Une "compensation fiscale" de 7 millions d'euros

Un mois après la publication du rapport annuel du groupe détaillant les gratifications accordées aux dirigeants, la polémique a rebondi sur un point passé d'abord inaperçu: une "compensation fiscale" de 5,75 millions de livres (environ 7 millions d'euros) accordée à Bob Diamond après sa nomination à la tête de la banque en 2010. De nationalité américaine, Bob Diamond avait alors dû déménager de New York pour venir s'installer à Londres, et une compensation spéciale lui avait été accordée pour prendre en considération un taux d'imposition plus élevé en Grande-Bretagne qu'aux Etats-Unis.

Surnommé par la presse britannique "le banquier aux 100 millions de livres" pour avoir été un grand bénéficiaire de bonus avant la crise financière, Bob Diamond, 60 ans, était déjà alors considéré comme l'un des banquiers les plus riches du monde.
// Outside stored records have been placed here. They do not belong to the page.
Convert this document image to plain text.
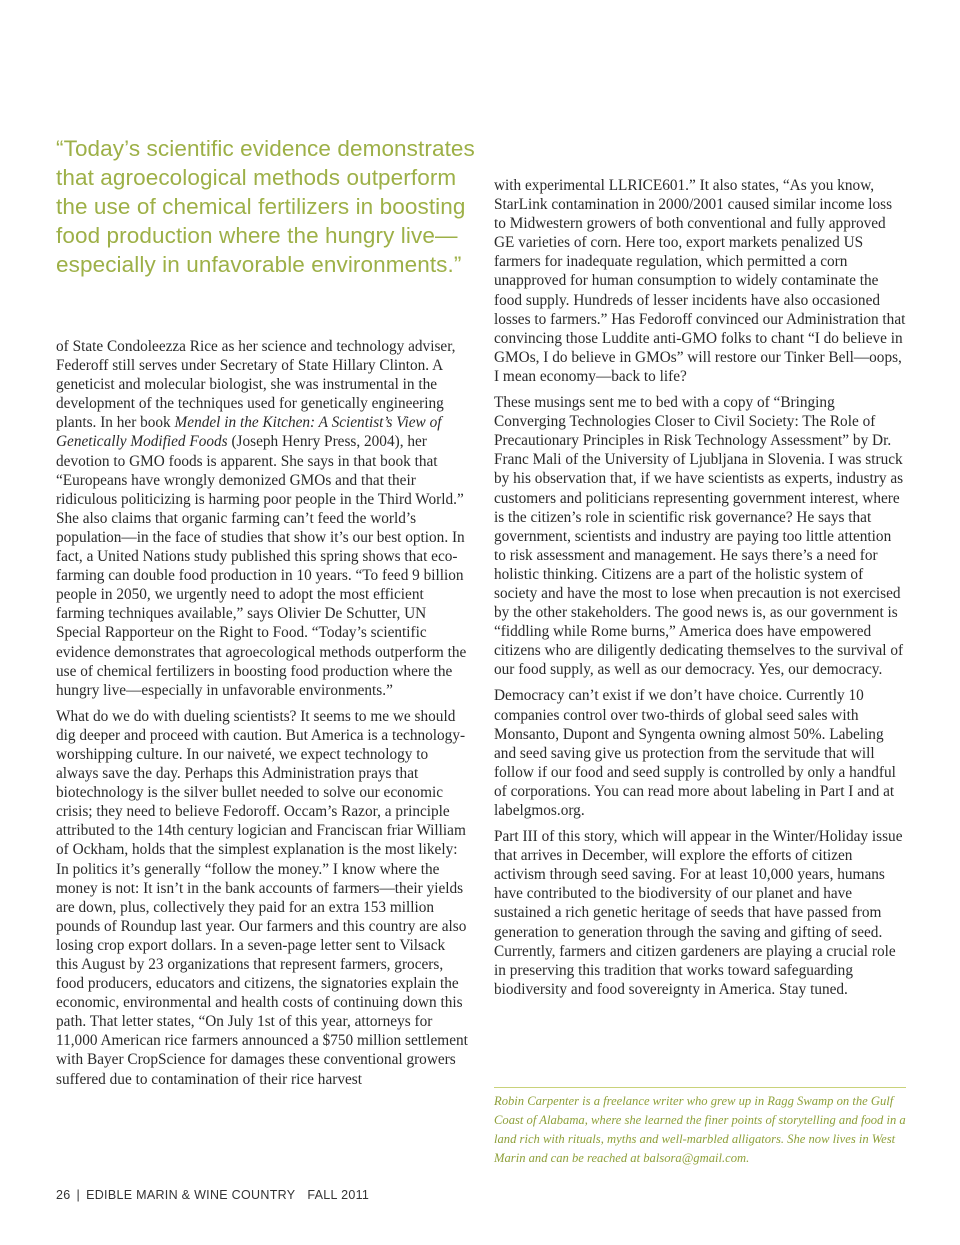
“Today’s scientific evidence demonstrates that agroecological methods outperform the use of chemical fertilizers in boosting food production where the hungry live—especially in unfavorable environments.”

of State Condoleezza Rice as her science and technology adviser, Federoff still serves under Secretary of State Hillary Clinton. A geneticist and molecular biologist, she was instrumental in the development of the techniques used for genetically engineering plants. In her book Mendel in the Kitchen: A Scientist’s View of Genetically Modified Foods (Joseph Henry Press, 2004), her devotion to GMO foods is apparent. She says in that book that “Europeans have wrongly demonized GMOs and that their ridiculous politicizing is harming poor people in the Third World.” She also claims that organic farming can’t feed the world’s population—in the face of studies that show it’s our best option. In fact, a United Nations study published this spring shows that eco-farming can double food production in 10 years. “To feed 9 billion people in 2050, we urgently need to adopt the most efficient farming techniques available,” says Olivier De Schutter, UN Special Rapporteur on the Right to Food. “Today’s scientific evidence demonstrates that agroecological methods outperform the use of chemical fertilizers in boosting food production where the hungry live—especially in unfavorable environments.”

What do we do with dueling scientists? It seems to me we should dig deeper and proceed with caution. But America is a technology-worshipping culture. In our naiveté, we expect technology to always save the day. Perhaps this Administration prays that biotechnology is the silver bullet needed to solve our economic crisis; they need to believe Fedoroff. Occam’s Razor, a principle attributed to the 14th century logician and Franciscan friar William of Ockham, holds that the simplest explanation is the most likely: In politics it’s generally “follow the money.” I know where the money is not: It isn’t in the bank accounts of farmers—their yields are down, plus, collectively they paid for an extra 153 million pounds of Roundup last year. Our farmers and this country are also losing crop export dollars. In a seven-page letter sent to Vilsack this August by 23 organizations that represent farmers, grocers, food producers, educators and citizens, the signatories explain the economic, environmental and health costs of continuing down this path. That letter states, “On July 1st of this year, attorneys for 11,000 American rice farmers announced a $750 million settlement with Bayer CropScience for damages these conventional growers suffered due to contamination of their rice harvest

with experimental LLRICE601.” It also states, “As you know, StarLink contamination in 2000/2001 caused similar income loss to Midwestern growers of both conventional and fully approved GE varieties of corn. Here too, export markets penalized US farmers for inadequate regulation, which permitted a corn unapproved for human consumption to widely contaminate the food supply. Hundreds of lesser incidents have also occasioned losses to farmers.” Has Fedoroff convinced our Administration that convincing those Luddite anti-GMO folks to chant “I do believe in GMOs, I do believe in GMOs” will restore our Tinker Bell—oops, I mean economy—back to life?

These musings sent me to bed with a copy of “Bringing Converging Technologies Closer to Civil Society: The Role of Precautionary Principles in Risk Technology Assessment” by Dr. Franc Mali of the University of Ljubljana in Slovenia. I was struck by his observation that, if we have scientists as experts, industry as customers and politicians representing government interest, where is the citizen’s role in scientific risk governance? He says that government, scientists and industry are paying too little attention to risk assessment and management. He says there’s a need for holistic thinking. Citizens are a part of the holistic system of society and have the most to lose when precaution is not exercised by the other stakeholders. The good news is, as our government is “fiddling while Rome burns,” America does have empowered citizens who are diligently dedicating themselves to the survival of our food supply, as well as our democracy. Yes, our democracy.

Democracy can’t exist if we don’t have choice. Currently 10 companies control over two-thirds of global seed sales with Monsanto, Dupont and Syngenta owning almost 50%. Labeling and seed saving give us protection from the servitude that will follow if our food and seed supply is controlled by only a handful of corporations. You can read more about labeling in Part I and at labelgmos.org.

Part III of this story, which will appear in the Winter/Holiday issue that arrives in December, will explore the efforts of citizen activism through seed saving. For at least 10,000 years, humans have contributed to the biodiversity of our planet and have sustained a rich genetic heritage of seeds that have passed from generation to generation through the saving and gifting of seed. Currently, farmers and citizen gardeners are playing a crucial role in preserving this tradition that works toward safeguarding biodiversity and food sovereignty in America. Stay tuned.

Robin Carpenter is a freelance writer who grew up in Ragg Swamp on the Gulf Coast of Alabama, where she learned the finer points of storytelling and food in a land rich with rituals, myths and well-marbled alligators. She now lives in West Marin and can be reached at balsora@gmail.com.
26 | EDIBLE MARIN & WINE COUNTRY FALL 2011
Son impopularité est encore montée d'un cran lorsqu'il a affirmé l'an dernier devant des députés britanniques que "le temps des remords pour les banquiers est révolu".

Près de 21 millions de livres en 2011, un record au Royaume-Uni

Tous comptes faits, sa rémunération 2011 se monte, selon la presse, à 17,7 millions de livres (près de 21 millions d'euros), un record au Royaume-Uni et sans doute aussi en Europe. En plus de son salaire et d'un paquet d'actions qu'il ne pourra toutefois pas vendre à court terme, le richissime patron a touché un bonus de 2,7 millions de livres. Une somme presque deux fois inférieure à celle de l'année précédente, a souligné la banque, pour prendre en compte un bénéfice net en baisse de 16%, affecté par les mauvaises performances de sa branche d'investissement.

Avant l'ABI, une association de conseil aux fonds de pensions, PIRC, avait directement suggéré aux actionnaires de voter contre le rapport de rémunération soumis à l'AG pour sanctionner des résultats décevants. L'un des dix premiers actionnaires de Barclays, Standard Life Investments (SLI), a aussi fait connaître son mécontentement. Un de ses dirigeants, Guy Jubb, s'est notamment élevé dans le Sunday Times contre l'aide fiscale accordée à Bob Diamond "dont personne n'avait idée qu'elle allait surgir dans les comptes".

Plus de 10% des actionnaires sont prêts à voter contre le rapport de rémunération

Le journal, qui cite d'autres actionnaires prêts à se rebeller comme l'assureur Aviva ou le fonds d'investissement Fidelity, estime que plus de 10% d'entre eux sont prêts à voter contre le rapport de rémunération, ce qui constituerait un désaveu conséquent. Les bonus sont devenus encore plus impopulaires cette année au Royaume-Uni en raison de la poursuite de la politique d'austérité, imposée précisément aux Britanniques pour solder les comptes de la crise financière de 2009.

Stephen Hester, le directeur général de la Royal Bank of Scotland (RBS), sauvée par l'Etat à coup de dizaines de milliards de livres, a ainsi dû céder à la pression politique en renonçant en janvier à un bonus de plus d'un million d'euros.